In general EQ can be divided into to general categories- general tone shaping on one hand, and reducing the impact of specific problems on the other.   They are quite different from each other in the way one approaches them and what they sound like (or intentionally don't sound like). 

The screen shot image of the curve your recording acquaintance sent you indicates he used both approaches- the broad rise in the low frequency area is tonal shaping produced via a broad shelf-filter which effects everything below about 600Hz or so.   Think of shelf filters as being analogous to traditional bass and treble tone controls.  Their impact is easily heard, which is the entire point of using them- to shape the general tonal balance of the recording.   

In contrast, the two narrow notches are 'forensic' type corrections which should not be heard.  They are fine-tuned filters specifically addressing some resonance or noise problem (perhaps minor).  Because they are narrow notches only affecting a very narrow frequency range, their tonal impact will be minimal, yet to minimize the problem without overly affecting the surrounding frequency range they need to be set much more carefully. (Geek note- see how the second notched frequency is almost exactly twice that of the first?
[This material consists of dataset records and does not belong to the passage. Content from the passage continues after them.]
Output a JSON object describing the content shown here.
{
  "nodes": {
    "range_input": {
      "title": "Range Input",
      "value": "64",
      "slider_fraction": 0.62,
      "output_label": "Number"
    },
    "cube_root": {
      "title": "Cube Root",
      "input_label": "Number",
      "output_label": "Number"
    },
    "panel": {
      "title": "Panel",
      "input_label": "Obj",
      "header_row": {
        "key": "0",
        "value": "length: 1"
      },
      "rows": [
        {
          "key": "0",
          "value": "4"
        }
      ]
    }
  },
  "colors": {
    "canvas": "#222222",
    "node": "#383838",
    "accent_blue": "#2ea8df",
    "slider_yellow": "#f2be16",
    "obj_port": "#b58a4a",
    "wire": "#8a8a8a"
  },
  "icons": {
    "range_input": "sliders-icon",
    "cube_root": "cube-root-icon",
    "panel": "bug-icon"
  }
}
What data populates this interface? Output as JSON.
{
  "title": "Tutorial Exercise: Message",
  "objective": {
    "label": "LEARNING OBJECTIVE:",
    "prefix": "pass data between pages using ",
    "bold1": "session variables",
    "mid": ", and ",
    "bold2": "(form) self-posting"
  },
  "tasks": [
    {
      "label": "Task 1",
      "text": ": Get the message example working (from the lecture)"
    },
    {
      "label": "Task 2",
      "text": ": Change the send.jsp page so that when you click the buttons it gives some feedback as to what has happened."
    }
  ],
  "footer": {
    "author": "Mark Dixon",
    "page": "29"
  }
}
That's indicative of a harmonic series, which is common to hums and resonances - think of a 60Hz power hum also manifesting at the next harmonic interval of 120Hz.  This harmonic series is the same aspect that produces the timbre qualities of the sound of an instrument, and is why a 440Hz middle 'C' played on different instruments sounds different and rich on each one, rather than like the same 440Hz sine wave from all of them)

General tone shaping is far easier to wrap your head around and where I suggest you focus your initial exploration into EQ.  You'll get the most productive return from that.  Forget the forensic narrow notch stuff unless you really have a specific annoying problem you want to try to fix.  Tone shaping is generally far more fun and rewarding, making "mediocre" or "good" recordings better, rather than trying to hide problems without creating more problems.

Here's one unfortunate complication- tone shaping requires more truthful monitoring than forensic EQ correction does.  That's because tone shaping is meant to be heard and will be by everyone who listens.  Forensic correction is not intended to be heard and is ideally only heard by the editor setting it up, it is ideally only heard by the end user via its absence.